同氏と大学は7件の不動産の寄付同意書を5日に締結。オアフ島在住でハワイ大学の卒業生でもあるシドラー氏がこれまでに大学へ寄贈した不動産は、本土の9つの都市にあるオフィスとホテル計11件となった。全てハワイ大学内のシドラー氏の名前が付けられたビジネスカレッジに贈られている。

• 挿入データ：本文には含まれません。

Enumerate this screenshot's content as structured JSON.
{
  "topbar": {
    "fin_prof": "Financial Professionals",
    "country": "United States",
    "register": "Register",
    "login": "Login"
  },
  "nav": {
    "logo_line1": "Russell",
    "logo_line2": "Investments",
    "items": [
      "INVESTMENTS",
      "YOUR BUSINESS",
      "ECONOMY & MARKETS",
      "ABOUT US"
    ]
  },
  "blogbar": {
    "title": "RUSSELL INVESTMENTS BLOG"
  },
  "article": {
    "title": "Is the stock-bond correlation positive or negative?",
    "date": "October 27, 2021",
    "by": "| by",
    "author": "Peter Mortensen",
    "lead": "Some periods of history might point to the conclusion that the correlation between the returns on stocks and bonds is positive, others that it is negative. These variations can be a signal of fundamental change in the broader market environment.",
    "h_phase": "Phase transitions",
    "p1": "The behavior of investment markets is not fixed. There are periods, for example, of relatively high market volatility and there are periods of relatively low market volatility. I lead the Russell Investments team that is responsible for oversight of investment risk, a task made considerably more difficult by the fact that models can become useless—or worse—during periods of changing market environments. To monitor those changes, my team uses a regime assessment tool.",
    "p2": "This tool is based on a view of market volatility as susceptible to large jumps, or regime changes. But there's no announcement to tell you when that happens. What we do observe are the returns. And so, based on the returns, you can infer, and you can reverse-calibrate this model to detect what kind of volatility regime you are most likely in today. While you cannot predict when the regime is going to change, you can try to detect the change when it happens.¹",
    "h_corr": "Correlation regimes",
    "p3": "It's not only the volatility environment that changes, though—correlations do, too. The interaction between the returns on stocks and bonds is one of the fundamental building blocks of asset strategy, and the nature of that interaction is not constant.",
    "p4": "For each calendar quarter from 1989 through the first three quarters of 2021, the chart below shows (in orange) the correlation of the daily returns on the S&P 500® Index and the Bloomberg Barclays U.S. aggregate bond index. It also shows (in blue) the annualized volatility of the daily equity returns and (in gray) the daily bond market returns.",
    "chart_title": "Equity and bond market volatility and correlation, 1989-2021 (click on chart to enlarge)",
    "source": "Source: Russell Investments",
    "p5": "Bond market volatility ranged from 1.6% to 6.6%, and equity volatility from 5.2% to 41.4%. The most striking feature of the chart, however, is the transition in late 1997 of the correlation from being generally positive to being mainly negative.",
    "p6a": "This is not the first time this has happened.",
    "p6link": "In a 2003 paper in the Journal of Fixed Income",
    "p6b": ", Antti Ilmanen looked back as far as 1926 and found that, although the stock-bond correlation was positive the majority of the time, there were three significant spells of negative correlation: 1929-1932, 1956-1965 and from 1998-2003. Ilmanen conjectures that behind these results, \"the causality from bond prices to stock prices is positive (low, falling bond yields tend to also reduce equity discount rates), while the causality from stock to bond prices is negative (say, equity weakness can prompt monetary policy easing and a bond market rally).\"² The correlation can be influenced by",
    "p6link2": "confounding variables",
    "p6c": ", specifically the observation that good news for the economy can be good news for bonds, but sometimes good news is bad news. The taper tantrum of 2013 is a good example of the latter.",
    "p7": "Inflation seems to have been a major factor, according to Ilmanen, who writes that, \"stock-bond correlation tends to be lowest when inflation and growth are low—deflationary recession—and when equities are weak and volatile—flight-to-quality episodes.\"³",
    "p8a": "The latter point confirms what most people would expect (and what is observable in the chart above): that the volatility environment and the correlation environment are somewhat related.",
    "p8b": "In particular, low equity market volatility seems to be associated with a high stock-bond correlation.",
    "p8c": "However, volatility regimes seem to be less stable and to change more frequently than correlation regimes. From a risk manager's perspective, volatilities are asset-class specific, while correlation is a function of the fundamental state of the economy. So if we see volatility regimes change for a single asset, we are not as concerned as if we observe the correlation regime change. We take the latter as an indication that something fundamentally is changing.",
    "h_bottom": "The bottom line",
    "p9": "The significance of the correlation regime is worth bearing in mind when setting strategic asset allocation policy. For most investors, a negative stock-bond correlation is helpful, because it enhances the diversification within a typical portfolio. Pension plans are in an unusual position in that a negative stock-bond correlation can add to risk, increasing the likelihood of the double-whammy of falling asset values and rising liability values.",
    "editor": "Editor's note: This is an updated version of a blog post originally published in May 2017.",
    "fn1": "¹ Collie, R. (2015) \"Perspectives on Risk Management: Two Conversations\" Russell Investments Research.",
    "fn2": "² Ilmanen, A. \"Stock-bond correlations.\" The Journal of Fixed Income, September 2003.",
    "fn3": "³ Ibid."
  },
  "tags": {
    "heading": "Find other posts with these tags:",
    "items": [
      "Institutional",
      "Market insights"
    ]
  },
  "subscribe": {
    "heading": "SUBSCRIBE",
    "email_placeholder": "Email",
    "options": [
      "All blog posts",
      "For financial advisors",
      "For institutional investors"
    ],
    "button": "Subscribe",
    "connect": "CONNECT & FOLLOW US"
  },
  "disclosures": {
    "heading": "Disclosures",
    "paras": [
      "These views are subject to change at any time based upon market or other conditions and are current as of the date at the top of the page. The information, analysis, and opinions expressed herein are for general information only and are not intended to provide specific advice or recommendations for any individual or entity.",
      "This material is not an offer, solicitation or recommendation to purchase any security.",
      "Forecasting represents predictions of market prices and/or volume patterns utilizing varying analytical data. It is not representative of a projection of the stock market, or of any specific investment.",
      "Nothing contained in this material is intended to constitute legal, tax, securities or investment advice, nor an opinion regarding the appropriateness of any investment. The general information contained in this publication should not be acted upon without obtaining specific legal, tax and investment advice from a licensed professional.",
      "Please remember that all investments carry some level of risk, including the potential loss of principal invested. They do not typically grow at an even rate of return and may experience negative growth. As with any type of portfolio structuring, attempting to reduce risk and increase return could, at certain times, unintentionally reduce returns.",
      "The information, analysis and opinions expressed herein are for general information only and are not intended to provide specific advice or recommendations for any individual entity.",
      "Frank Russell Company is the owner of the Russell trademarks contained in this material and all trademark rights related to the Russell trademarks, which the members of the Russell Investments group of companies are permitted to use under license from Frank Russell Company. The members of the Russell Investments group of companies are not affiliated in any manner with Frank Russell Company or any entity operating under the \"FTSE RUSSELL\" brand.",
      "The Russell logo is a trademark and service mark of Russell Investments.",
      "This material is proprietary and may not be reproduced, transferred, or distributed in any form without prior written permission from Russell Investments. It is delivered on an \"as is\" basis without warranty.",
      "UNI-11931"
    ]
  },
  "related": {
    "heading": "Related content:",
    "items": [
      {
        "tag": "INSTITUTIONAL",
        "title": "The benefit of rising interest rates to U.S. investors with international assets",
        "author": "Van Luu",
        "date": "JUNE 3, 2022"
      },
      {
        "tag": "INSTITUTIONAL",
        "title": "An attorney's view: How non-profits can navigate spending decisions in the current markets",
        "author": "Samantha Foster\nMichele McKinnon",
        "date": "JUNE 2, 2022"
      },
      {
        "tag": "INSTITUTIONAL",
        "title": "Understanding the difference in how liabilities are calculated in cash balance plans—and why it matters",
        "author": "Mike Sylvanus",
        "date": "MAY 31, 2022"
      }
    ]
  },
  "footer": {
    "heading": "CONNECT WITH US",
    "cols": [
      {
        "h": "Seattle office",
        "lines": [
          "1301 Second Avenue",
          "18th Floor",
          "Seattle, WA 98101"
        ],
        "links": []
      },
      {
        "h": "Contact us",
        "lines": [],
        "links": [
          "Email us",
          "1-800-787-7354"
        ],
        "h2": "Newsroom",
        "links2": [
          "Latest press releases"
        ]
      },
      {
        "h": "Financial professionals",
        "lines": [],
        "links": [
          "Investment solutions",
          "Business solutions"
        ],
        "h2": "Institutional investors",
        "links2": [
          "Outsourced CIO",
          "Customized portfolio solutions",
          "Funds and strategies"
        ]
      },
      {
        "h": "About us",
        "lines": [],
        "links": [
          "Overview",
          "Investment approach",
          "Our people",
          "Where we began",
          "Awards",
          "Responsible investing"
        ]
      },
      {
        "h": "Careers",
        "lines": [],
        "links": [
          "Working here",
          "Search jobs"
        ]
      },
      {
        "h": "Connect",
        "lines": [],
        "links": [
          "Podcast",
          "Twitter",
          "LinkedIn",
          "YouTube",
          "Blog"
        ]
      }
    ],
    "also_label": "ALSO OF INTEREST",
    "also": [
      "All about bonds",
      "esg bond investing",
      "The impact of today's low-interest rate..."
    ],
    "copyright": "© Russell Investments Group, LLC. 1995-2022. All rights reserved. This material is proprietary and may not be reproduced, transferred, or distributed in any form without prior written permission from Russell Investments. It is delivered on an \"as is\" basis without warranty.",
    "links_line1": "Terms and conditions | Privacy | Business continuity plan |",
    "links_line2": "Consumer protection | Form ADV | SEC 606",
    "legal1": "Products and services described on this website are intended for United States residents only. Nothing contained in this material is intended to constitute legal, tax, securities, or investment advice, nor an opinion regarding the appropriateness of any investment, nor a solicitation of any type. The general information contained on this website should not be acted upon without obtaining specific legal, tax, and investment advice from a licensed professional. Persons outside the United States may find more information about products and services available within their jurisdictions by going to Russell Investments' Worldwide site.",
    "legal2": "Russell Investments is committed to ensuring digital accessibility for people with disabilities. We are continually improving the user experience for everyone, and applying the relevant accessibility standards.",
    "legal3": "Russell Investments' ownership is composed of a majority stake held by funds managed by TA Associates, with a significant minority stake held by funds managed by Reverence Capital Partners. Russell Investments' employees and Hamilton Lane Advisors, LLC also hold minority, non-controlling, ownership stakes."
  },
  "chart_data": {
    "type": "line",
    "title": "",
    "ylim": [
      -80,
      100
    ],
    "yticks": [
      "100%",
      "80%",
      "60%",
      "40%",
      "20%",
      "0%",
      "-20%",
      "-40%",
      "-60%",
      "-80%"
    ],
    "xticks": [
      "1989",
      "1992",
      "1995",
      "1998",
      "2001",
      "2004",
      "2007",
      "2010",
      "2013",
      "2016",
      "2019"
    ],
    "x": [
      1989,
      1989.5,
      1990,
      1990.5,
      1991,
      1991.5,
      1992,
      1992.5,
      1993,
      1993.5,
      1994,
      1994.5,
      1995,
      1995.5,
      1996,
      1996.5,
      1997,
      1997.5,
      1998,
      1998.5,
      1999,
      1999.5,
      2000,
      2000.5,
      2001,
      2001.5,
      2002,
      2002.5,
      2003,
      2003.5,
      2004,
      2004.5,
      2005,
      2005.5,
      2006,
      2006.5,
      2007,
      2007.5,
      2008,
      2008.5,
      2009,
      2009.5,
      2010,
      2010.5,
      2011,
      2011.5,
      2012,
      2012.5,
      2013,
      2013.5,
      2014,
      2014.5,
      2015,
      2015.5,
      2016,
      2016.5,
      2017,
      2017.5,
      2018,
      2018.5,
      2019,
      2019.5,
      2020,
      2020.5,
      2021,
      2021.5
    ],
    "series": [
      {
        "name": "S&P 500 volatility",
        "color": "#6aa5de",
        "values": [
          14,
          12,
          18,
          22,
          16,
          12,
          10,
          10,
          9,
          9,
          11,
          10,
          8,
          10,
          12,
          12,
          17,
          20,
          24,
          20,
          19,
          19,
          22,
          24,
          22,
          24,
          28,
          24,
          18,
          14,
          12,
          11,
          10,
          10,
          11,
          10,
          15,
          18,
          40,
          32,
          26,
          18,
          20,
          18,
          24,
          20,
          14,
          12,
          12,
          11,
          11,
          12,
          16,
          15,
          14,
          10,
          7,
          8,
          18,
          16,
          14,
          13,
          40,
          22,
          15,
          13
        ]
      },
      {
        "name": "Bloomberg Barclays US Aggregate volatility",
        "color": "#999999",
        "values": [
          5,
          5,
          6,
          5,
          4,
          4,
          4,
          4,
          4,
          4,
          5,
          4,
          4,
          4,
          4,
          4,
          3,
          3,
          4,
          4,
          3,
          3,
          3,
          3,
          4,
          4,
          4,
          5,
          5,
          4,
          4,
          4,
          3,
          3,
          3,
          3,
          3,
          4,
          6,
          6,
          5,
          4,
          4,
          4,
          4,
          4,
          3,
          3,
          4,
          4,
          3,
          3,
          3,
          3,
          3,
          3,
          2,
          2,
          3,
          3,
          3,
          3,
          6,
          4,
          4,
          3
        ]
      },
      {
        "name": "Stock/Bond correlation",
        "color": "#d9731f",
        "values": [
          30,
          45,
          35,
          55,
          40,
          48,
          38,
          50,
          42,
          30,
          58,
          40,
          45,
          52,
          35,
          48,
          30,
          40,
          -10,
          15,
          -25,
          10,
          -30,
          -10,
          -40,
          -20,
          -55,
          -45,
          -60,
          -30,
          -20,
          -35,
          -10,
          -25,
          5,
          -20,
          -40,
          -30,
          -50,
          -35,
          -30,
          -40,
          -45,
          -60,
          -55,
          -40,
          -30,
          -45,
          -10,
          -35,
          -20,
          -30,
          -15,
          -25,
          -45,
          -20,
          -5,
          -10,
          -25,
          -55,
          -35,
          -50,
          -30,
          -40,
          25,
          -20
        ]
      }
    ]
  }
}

建物の所有者が地主に支払う借地料による収益は、同カレッジの安定した収入源となる。これらの収益は初期の24年間は年間55万〜150万ドル程度だが、99年間の借地契約期間を平均すると年間210万ドルとなり、総計21億ドルに上る。ハワイ大学は得た収益で、プログラムの拡充、施設改良、トップレベルの講師陣確保に投資し、40年以内にビジネスカレッジの授業料を免除する構想を発表した。

借地契約完了後にはその土地に建設されている建物を、ハワイ大学が単独または共同で所有することになる。シドラー氏の見積もりでは、インフラ率3%として評価した場合でもハワイ大学の持つ資産の価値は51億ドル相当になるという。

71歳の同氏は永続的な価値のある寄贈を行うことで、カレッジが今後30年以上素晴らしい繁栄を遂げるよう願っていると話す。

カレッジの学長ヴァンス・ローリー氏は、今回の寄贈により、大学ランキングでの順位上昇、プログラム拡充、学部増設、奨学金制度の充実を引き続き目指すことができると語った。

シドラー氏は寄贈物件の収益を除いても、これまでに総計2億2800万ドル相当を大学へ寄付している。カレッジへ初めて2500万ドルを寄付した2006年、校名に「シドラー」が付けられた。今回贈られた7件の現在の価値は1億1200万ドル相当。現金でも500万ドルが寄付され、今後5年間続ける予定だと言う。

 

偉大な卒業生

シドラー氏はこれまでに2000以上の商業不動産に投資し、ニューヨーク株式市場に上場している公開企業5社を含む20社以上を立ち上げており、ハワイ大学への寄付は自身のキャリアを支援してくれた機関への恩返しの行為だと話す。

同氏が初めてハワイへ渡ったのは1949年。その後本土へ戻りメリーランドの高校を卒業、1964年にハワイ大学へ進み経済学を学んだ。寄贈された物件の将来の収益をどう使うかは未来の世代に任せられるが、99年間の借地契約期間内は不動産を売却しないよう条件が設けられている。